Church Authority as Practical Authority
Since the problem of suppressing of truth does not so much have to do with ignorance or lacking epistemic access to divine revelation but with willfulness and unrighteousness. There is therefore an entirely legitimate exercise of Church authority, which the Church has both a right and a duty to exercise. And that is in practical authority in deciding who are in and out of the visible church with the instruments of censure and excommunication.

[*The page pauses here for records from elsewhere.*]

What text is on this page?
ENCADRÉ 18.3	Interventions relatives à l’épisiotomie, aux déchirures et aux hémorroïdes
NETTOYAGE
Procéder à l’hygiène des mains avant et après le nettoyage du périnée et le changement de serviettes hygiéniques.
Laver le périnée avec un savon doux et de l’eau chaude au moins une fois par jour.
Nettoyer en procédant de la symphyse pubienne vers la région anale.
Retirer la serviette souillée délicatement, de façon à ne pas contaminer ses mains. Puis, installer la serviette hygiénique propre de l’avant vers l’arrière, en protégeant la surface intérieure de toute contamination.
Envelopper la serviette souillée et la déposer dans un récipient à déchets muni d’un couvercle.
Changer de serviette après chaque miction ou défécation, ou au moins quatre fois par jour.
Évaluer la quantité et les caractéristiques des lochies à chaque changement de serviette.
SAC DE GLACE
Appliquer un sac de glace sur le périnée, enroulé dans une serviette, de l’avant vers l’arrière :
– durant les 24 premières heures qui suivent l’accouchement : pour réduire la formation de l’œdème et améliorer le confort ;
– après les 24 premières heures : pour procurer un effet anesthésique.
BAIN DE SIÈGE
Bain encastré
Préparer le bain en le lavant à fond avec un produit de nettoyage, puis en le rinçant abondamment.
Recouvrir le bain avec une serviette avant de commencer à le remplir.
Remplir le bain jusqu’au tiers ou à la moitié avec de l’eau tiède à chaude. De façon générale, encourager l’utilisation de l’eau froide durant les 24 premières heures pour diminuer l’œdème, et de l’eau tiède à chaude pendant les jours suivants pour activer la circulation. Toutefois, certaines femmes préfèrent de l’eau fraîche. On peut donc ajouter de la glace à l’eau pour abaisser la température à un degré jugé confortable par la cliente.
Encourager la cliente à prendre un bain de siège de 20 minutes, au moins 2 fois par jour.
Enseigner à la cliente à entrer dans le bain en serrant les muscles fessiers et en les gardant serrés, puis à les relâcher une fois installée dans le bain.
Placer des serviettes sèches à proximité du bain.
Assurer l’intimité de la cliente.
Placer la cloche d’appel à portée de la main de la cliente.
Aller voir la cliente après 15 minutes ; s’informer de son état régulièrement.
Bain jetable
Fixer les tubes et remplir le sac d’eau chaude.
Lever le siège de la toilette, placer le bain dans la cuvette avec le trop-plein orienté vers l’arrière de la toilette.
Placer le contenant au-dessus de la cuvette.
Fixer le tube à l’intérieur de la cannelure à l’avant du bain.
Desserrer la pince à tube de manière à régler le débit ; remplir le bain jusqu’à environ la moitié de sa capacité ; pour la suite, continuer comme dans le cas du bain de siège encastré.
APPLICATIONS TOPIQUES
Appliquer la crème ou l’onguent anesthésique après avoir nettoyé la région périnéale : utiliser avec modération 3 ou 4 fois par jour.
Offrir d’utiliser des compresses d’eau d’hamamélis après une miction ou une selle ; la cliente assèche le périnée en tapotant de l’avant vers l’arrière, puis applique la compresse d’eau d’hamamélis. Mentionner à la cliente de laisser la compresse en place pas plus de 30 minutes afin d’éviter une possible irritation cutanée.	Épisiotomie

As far as discovering the Truth is concerned, we need scholarly authorities, theologians and learned man. However as far as the spiritual health of the visible church is concerned, its public morals, it confessional orthodoxy, and for the avoidance of scandal to consciences, we need practical authority with the power of coercively compelling members to conform to God’s will or be excommunicated. Thus, the Scriptures enunciate divine truth and epistemically everyone exercising their own reason, and occasionally in concert with scholarly experts, can attain unto those truth. However, the problem for which Church authority exists is not to reveal any new truths which cannot otherwise be known. Church authority exists for a practical end, to safeguard the morals and the conscience of the visible church, and as such, has both the right and the duty from God, to command repentance and threaten censures to safeguard the spiritual well-being of the visible church.
Some Concluding Practical Observations
The interesting thing is that the Roman Catholic Church is in fact not authoritative at all when it comes to this sense of practical authority. The canons are rarely enforced and most Roman Catholics can in fact pretty much do anything and believe anything and they would never be excommunicated or even refused communion. Ironically some Protestant denominations and churches which exercises “Church discipline” are much more authoritative in this practical sense than most Roman Catholic parishes.
Therefore in Protestantism it is understood that Church Authority simply refers to practical authority, authority to include and expel members from the Church for the practical end of safeguarding the visible church’s spiritual health. Practical authority to decide membership is not to be confused with epistemic authority, which is what Roman apologists harp on when they speak of “church authority” but is not “authoritative” in the practical sense of the word. Traditionally the practical authority which the Church ought to exercise has simply been known as “church discipline”. Therefore the Scriptures enunciate theological truths, and the Church has both the duty and the right to discern the voice of the Holy Spirit speaking in Scripture and to apply appropriate censures and even excommunications to safeguard the spiritual health of the Church in accordance to the will of God.